We’ve probably all heard the saying that such-and-such “isn’t anything to write home about”. In the age of social media and email, not much actual writing home takes place anymore, but this old idiom still stands as a monument to mediocrity. When it comes to deli sandwiches, plenty of them may qualify as “not bad”, but frankly, most fall into the “not anything to write home about” category. They’re just meh. Gioia’s Deli, in the historic Hill District of St. Louis, offers its hungry patrons a chance to go beyond meh.
The Hill District is the Little Italy of St. Louis and is known for serving up highly regarded eats in the neighborhood’s numerous restaurants. Although The Hill is known more as the home of toasted ravioli, Gioia’s has staked its claim as the home of hot salami and after partaking of their scrumptious sandwiches, I have no reason to dispute them. In my opinion, these folks can go head to head with any Italian deli in the country.
There are a number of items on the Gioia’s menu, most of which feature their high quality meats. I doubt you would go wrong with any of them, but the hot salami is their signature offering. The original recipe, brought to St. Louis by the Gioia family was known as Salam de Testa, first served in their little neighborhood grocery and then featured on sandwiches when they later added a lunch counter to their business. Now known simply as hot salami, that original recipe still reigns supreme at the iconic Hill sandwich shop.

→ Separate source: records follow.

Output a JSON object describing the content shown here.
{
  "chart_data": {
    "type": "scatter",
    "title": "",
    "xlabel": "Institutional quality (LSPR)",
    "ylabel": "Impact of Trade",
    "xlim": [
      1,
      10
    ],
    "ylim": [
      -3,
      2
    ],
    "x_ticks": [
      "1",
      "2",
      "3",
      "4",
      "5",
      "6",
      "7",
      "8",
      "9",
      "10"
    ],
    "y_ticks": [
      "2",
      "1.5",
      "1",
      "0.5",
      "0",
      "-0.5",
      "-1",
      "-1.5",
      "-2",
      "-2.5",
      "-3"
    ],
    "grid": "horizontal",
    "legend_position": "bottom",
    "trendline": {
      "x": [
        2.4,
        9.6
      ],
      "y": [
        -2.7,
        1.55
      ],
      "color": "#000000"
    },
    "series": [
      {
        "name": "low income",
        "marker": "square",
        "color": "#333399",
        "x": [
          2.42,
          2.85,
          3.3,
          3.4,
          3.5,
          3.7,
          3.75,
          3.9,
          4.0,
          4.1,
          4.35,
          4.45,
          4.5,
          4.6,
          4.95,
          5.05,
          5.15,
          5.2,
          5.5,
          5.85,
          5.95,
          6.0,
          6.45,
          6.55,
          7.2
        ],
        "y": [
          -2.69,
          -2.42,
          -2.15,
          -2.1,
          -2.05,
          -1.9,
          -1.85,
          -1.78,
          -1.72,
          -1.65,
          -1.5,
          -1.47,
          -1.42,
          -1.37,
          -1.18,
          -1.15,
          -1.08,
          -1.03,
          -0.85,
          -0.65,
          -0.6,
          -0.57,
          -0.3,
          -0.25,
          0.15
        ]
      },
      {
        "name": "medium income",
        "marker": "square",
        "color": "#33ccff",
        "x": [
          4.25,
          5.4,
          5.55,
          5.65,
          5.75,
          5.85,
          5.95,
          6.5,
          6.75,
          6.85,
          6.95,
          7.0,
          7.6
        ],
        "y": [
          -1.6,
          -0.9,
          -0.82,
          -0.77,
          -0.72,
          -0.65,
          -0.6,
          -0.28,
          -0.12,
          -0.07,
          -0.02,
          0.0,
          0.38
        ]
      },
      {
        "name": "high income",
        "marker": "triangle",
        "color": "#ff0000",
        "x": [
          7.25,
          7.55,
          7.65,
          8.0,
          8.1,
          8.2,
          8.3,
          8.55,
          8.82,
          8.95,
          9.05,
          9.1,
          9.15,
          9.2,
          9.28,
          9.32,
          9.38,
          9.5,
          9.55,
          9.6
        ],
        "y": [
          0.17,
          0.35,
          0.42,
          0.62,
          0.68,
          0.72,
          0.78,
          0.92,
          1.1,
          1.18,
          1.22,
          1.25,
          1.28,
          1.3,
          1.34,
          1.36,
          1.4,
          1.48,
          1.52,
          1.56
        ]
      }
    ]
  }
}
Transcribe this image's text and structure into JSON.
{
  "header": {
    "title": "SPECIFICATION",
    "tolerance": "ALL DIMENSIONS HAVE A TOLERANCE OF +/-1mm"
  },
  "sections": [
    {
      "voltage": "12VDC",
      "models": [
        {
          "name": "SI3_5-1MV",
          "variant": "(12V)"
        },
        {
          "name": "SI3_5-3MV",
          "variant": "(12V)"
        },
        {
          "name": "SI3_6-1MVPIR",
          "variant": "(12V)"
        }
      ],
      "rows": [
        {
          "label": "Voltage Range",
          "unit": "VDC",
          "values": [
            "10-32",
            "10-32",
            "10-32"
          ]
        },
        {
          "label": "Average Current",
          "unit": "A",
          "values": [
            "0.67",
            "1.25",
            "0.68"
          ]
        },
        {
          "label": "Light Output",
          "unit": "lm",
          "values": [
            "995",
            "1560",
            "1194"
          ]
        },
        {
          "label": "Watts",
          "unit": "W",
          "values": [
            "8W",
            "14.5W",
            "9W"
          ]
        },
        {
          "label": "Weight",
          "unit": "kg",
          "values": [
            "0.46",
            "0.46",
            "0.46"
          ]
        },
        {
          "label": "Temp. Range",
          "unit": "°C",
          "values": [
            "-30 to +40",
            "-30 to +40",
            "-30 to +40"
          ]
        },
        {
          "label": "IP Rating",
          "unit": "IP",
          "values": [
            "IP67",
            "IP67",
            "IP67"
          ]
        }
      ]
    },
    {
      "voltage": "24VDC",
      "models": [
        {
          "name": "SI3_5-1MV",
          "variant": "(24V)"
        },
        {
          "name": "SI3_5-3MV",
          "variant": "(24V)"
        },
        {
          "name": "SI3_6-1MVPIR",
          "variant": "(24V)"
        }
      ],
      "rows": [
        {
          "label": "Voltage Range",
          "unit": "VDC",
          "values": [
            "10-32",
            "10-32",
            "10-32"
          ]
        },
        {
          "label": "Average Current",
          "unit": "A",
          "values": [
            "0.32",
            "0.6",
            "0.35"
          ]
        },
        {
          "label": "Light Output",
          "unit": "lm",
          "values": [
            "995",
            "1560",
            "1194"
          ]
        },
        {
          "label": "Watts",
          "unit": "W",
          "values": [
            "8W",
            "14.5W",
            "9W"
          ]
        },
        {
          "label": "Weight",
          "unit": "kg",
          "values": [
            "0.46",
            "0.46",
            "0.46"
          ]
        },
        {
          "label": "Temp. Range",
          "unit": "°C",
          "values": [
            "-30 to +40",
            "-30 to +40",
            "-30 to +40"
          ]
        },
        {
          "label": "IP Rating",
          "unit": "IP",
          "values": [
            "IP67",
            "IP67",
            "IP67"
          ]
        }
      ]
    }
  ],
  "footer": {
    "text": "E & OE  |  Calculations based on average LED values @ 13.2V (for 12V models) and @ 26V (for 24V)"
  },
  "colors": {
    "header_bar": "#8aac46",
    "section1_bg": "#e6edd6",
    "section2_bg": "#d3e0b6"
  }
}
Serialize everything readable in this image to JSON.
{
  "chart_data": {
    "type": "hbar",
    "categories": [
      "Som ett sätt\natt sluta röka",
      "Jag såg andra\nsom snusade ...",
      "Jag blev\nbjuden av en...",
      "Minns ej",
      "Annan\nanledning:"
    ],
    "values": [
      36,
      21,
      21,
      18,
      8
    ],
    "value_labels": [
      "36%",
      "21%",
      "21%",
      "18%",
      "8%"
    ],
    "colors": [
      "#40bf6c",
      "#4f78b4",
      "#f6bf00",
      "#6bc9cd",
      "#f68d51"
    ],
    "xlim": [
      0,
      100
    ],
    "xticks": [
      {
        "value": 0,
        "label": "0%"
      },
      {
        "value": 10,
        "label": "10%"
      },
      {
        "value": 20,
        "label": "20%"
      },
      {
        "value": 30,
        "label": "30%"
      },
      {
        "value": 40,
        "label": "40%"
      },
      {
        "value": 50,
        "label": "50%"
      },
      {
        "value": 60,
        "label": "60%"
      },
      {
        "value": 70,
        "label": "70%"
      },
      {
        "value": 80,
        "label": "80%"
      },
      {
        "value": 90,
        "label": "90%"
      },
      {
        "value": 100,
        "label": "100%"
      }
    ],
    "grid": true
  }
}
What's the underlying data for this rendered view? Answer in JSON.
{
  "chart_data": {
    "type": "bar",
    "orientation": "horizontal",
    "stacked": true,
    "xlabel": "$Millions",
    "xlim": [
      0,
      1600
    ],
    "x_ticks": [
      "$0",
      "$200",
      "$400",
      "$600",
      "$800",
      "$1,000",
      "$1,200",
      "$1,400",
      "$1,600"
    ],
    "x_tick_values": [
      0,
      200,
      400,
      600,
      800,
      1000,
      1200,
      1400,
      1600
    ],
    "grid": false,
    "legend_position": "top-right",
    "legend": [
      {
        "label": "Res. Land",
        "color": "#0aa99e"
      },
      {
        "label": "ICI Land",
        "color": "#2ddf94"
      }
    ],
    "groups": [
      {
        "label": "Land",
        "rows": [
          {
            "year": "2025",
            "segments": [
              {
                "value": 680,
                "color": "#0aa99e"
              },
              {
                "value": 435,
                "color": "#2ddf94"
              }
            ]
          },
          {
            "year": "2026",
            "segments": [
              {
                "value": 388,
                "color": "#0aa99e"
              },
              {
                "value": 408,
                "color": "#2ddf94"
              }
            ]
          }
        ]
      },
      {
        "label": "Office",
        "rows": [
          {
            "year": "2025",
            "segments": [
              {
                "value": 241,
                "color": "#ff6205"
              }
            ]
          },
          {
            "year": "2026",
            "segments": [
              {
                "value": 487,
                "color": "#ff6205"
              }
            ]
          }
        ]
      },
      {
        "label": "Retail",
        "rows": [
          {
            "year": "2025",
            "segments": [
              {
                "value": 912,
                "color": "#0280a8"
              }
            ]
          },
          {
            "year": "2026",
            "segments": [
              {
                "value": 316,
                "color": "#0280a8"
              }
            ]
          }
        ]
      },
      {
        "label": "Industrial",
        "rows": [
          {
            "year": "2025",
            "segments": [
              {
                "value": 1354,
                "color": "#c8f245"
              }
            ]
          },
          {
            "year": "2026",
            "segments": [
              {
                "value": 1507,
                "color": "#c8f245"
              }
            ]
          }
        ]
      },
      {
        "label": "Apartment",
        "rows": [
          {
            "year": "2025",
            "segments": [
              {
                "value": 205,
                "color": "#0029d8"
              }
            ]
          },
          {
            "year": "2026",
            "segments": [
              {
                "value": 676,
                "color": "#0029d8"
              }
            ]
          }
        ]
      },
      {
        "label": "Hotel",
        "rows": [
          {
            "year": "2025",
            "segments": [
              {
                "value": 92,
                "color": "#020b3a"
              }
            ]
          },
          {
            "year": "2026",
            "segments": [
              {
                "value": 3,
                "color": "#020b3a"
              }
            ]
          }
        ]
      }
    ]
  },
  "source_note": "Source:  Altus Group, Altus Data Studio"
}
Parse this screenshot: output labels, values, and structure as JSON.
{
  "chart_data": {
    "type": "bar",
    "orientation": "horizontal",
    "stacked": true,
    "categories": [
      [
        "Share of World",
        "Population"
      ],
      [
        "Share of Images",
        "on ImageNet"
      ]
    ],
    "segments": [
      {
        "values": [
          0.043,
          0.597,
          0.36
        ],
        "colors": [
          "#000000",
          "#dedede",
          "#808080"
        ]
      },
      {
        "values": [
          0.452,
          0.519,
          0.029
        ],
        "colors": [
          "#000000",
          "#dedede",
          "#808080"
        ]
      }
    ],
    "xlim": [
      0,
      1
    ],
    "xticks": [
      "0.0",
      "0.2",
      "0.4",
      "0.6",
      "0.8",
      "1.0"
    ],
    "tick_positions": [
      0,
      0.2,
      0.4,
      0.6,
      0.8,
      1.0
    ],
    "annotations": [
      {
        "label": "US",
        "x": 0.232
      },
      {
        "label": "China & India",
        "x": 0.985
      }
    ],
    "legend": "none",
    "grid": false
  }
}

If you were to walk into a location of a typical American sub sandwich franchise, you could easily spend seven or eight bucks on an unexciting, uninspired hunk of bread, layered with mediocre quality meats and toppings. Meh. Nothing to write home about. Overpriced. You get the picture. For roughly the same cost, Gioia’s serves you a deli meat masterpiece. They’ll top it the way you want it, but with premium quality ingredients and, be forewarned, the sandwiches are large. One of their thick, juicy, hot salami sandwiches could be a shared meal for many couples, particularly if you add a drink and bag of chips. I’ve eaten a whole sandwich myself, but I could have (should have?) saved half for later.
When I think of serious sandwiches, only a few places come to mind. Schwartz’s Deli in Montreal (smoked meat), Katz’s Deli in Manhattan (pastrami), Central Grocery in New Orleans (muffaletta) and Geno’s in Philadelphia (cheesesteak). Gioia’s Deli, with their hot salami, belongs in the same ranks as these renowned establishments. In short, it’s a sandwich to remember.